The act of cursing the fig tree recorded later in Matthew 21 was a sign of judgment on those who had rejected their Messiah. Old Testament prophecies identify Israel as a fig tree that would be cursed. (See Hosea 9 and Jeremiah 24). After a series of parables, Jesus concludes:
“Therefore I tell you that the kingdom of God will be taken away from you and given to a people who will produce its fruit.” (Matthew 21:43)
This is because membership of God’s people was never on the basis of hereditary or race but always on the basis of faith and fruit. Just as it is now. If you want to explore the relationship between Israel and the Church,
I commend a bible study by John Stott called “The Place of Israel” which shows how the word Israel is used in the New Testament. You’ll find it in the back of my book Zion’s Christian Soldiers. The religious leaders had turned the Temple into an ugly sight, but for one brief moment Jesus turned it into a place of beauty.

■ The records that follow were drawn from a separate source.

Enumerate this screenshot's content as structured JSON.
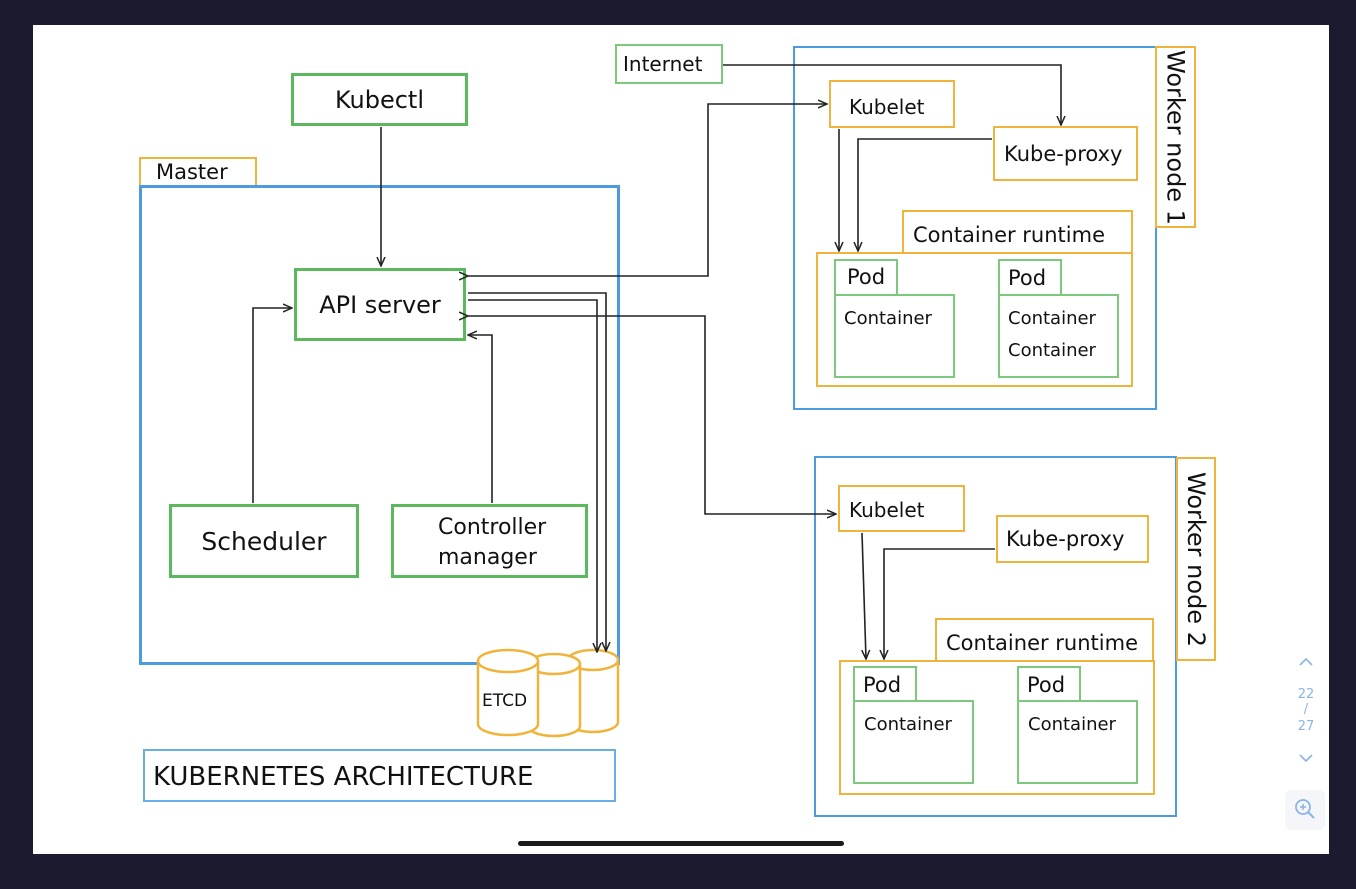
{
  "diagram": {
    "kubectl": "Kubectl",
    "master": "Master",
    "api_server": "API server",
    "scheduler": "Scheduler",
    "controller_manager_line1": "Controller",
    "controller_manager_line2": "manager",
    "etcd": "ETCD",
    "title": "KUBERNETES  ARCHITECTURE",
    "internet": "Internet",
    "worker1": {
      "label": "Worker node 1",
      "kubelet": "Kubelet",
      "kube_proxy": "Kube-proxy",
      "runtime": "Container runtime",
      "pod_a": "Pod",
      "pod_a_container": "Container",
      "pod_b": "Pod",
      "pod_b_container1": "Container",
      "pod_b_container2": "Container"
    },
    "worker2": {
      "label": "Worker node 2",
      "kubelet": "Kubelet",
      "kube_proxy": "Kube-proxy",
      "runtime": "Container runtime",
      "pod_a": "Pod",
      "pod_a_container": "Container",
      "pod_b": "Pod",
      "pod_b_container": "Container"
    }
  },
  "viewer": {
    "current_page": "22",
    "separator": "/",
    "total_pages": "27",
    "up_icon": "chevron-up-icon",
    "down_icon": "chevron-down-icon",
    "zoom_icon": "zoom-in-icon"
  },
  "colors": {
    "green": "#5cb85c",
    "orange": "#f0b43c",
    "blue": "#4a9be0"
  }
}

In Matthew 21:14 we read how for one brief moment the house was no longer a den of robbers, but a house of prayer. “The blind and the lame came to him at the temple, and he healed them.” (Matthew 21:14). What a picture. The Temple court was thrown into total disarray, doves, lambs, sheep and goats running loose. People scrambling for the coins amidst the upturned money tables. But here also were the blind and the lame. The face that a moment before had flamed with indignation was soft with the radiance of compassion. This is one of the most moving pictures in the Gospels. Jesus casts out but He also takes in. He overthrows but He also builds up. “my house will be called a house of prayer for all nations… I will gather still others to them…” Jesus did not merely quote it – he fulfilled it. He cast out and he overthrew, and in place of those who turned their backs on Jesus, he gathered the exiles, the outcasts, the blind and the lame of all nations. This is our King in action. What a King.
Thank God for this vision of the King. I could not live in a world so full of evil if it were not for my belief in a king of justice. A king who can and does overthrow and cast out. But thank God also, this King gathers the outcasts and heals them. Like Jesus we must work as he gives us the opportunity. We must work where ever there is arrogance and racism, where ever there is ethnic cleansing, where ever there are refugees and asylum seekers, even as this week, martyrs too. It should not surprise us that much of this world is a war zone.
If you want to know someone’s heart, observe their final journey. We have glimpsed Jesus heart. What about yours? Are you passionate not just for upholding justice but also relieving injustice? Challenging evil and cleansing evil? Worshipping the Peace Maker but also working at peace making? Cross the divide. Be a bridge builder. Be a peace maker, like your Master this Easter. Let’s pray.